There is also the option of machining the hub in order to install a double row ball bearing (reference 3308-B-2RS) on the outer side of the hub, where the forces are greatest.

The reason Dennis Quella no longer does the tapered roller bearing conversions is, it’s a lot of work for very little benefit. There’s really nothing wrong with the OEM ball bearings, as long as everything is done correctly; the critical elements being the axles and proper torque. If you feel you need more, do the (easy) double row inner bearing mod. If you want to make the assembly more serviceable, convert to two piece rear rotors mounted on the outside of the hub. This way, you can service the rear rotors by simply removing the calipers. The only caveat is, it pushes your rear wheels an extra 1/4” outboard.

Last edited by davidnunn

On 4406 it was the outer bearings to the point of having damaged the axle because the inner race had rotated around it.


When you look at the geometry it is clear that the outer bearing supports more load and I guess that is why it is bigger.


But I also think that the "huge" tightening torque has not always been respected on all our Panteras over the last 50 years, which has caused many failures.

@joules posted:

We jumped into rebuilding the uprights, no one has mentioned the obvious, a bad half shaft u-joint!

Just asking… how would a half shaft U  -joint know if you drive straight or around a corner… is there a load difference on the shaft I don’t see?

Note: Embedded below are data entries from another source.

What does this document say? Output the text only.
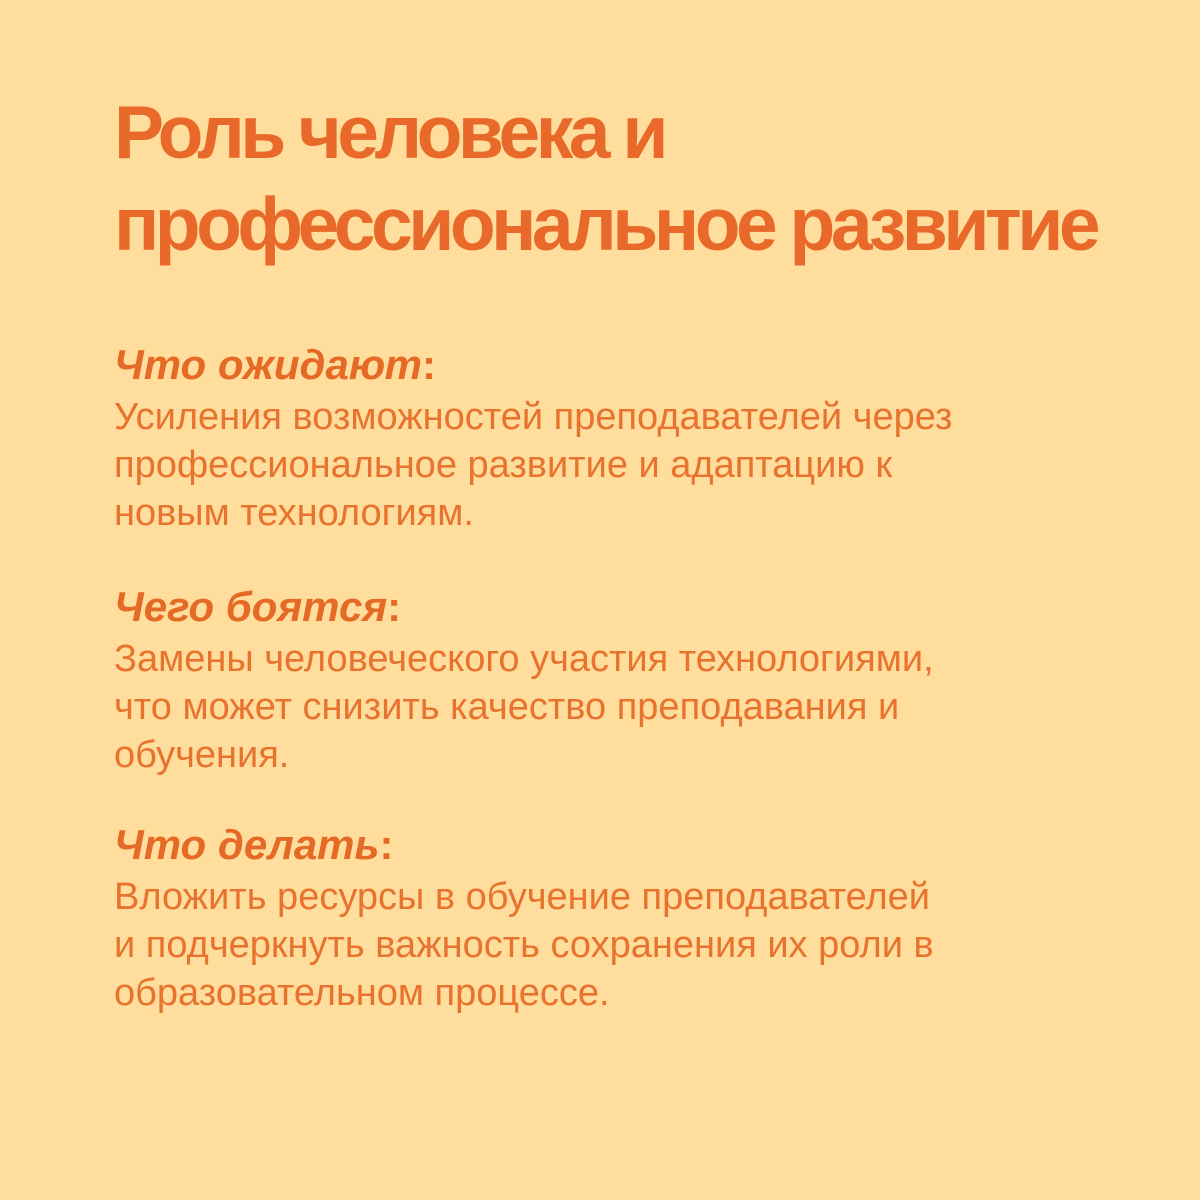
Роль человека и
профессиональное развитие

Что ожидают:

Усиления возможностей преподавателей через
профессиональное развитие и адаптацию к
новым технологиям.

Чего боятся:

Замены человеческого участия технологиями,
что может снизить качество преподавания и
обучения.

Что делать:

Вложить ресурсы в обучение преподавателей
и подчеркнуть важность сохранения их роли в
образовательном процессе.
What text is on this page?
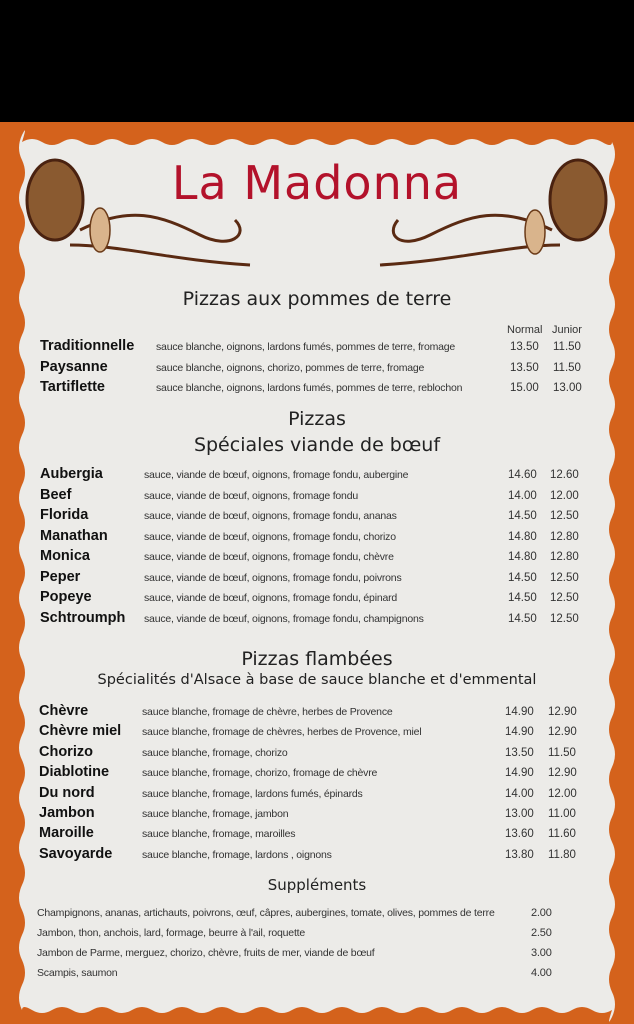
La Madonna
Pizzas aux pommes de terre
Normal Junior
Traditionnelle sauce blanche, oignons, lardons fumés, pommes de terre, fromage	13.50 11.50
Paysanne	sauce blanche, oignons, chorizo, pommes de terre, fromage	13.50 11.50
Tartiflette	sauce blanche, oignons, lardons fumés, pommes de terre, reblochon	15.00 13.00
Pizzas
Spéciales viande de bœuf
Aubergia	sauce, viande de bœuf, oignons, fromage fondu, aubergine	14.60 12.60
Beef	sauce, viande de bœuf, oignons, fromage fondu	14.00 12.00
Florida	sauce, viande de bœuf, oignons, fromage fondu, ananas	14.50 12.50
Manathan	sauce, viande de bœuf, oignons, fromage fondu, chorizo	14.80 12.80
Monica	sauce, viande de bœuf, oignons, fromage fondu, chèvre	14.80 12.80
Peper	sauce, viande de bœuf, oignons, fromage fondu, poivrons	14.50 12.50
Popeye	sauce, viande de bœuf, oignons, fromage fondu, épinard	14.50 12.50
Schtroumph sauce, viande de bœuf, oignons, fromage fondu, champignons	14.50 12.50
Pizzas flambées
Spécialités d'Alsace à base de sauce blanche et d'emmental
Chèvre	sauce blanche, fromage de chèvre, herbes de Provence	14.90 12.90
Chèvre miel sauce blanche, fromage de chèvres, herbes de Provence, miel	14.90 12.90
Chorizo	sauce blanche, fromage, chorizo	13.50 11.50
Diablotine	sauce blanche, fromage, chorizo, fromage de chèvre	14.90 12.90
Du nord	sauce blanche, fromage, lardons fumés, épinards	14.00 12.00
Jambon	sauce blanche, fromage, jambon	13.00 11.00
Maroille	sauce blanche, fromage, maroilles	13.60 11.60
Savoyarde	sauce blanche, fromage, lardons , oignons	13.80 11.80
Suppléments
Champignons, ananas, artichauts, poivrons, œuf, câpres, aubergines, tomate, olives, pommes de terre	2.00
Jambon, thon, anchois, lard, formage, beurre à l'ail, roquette	2.50
Jambon de Parme, merguez, chorizo, chèvre, fruits de mer, viande de bœuf	3.00
Scampis, saumon	4.00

no noise straight but noise around a corner regardless left or right or of any load or speed..

I can’t figure it out… 🤪

Last edited by LeMans850i

I think the tabs are there to stop the sealing cap deforming and leaking grease, they are somewhat useless in locking a round head Allen (socket cap) bolt, to ensure security the way to go would be drill and safety wire. I always change the boots for the Aero style, much less prone to tearing and can work at more acute angles.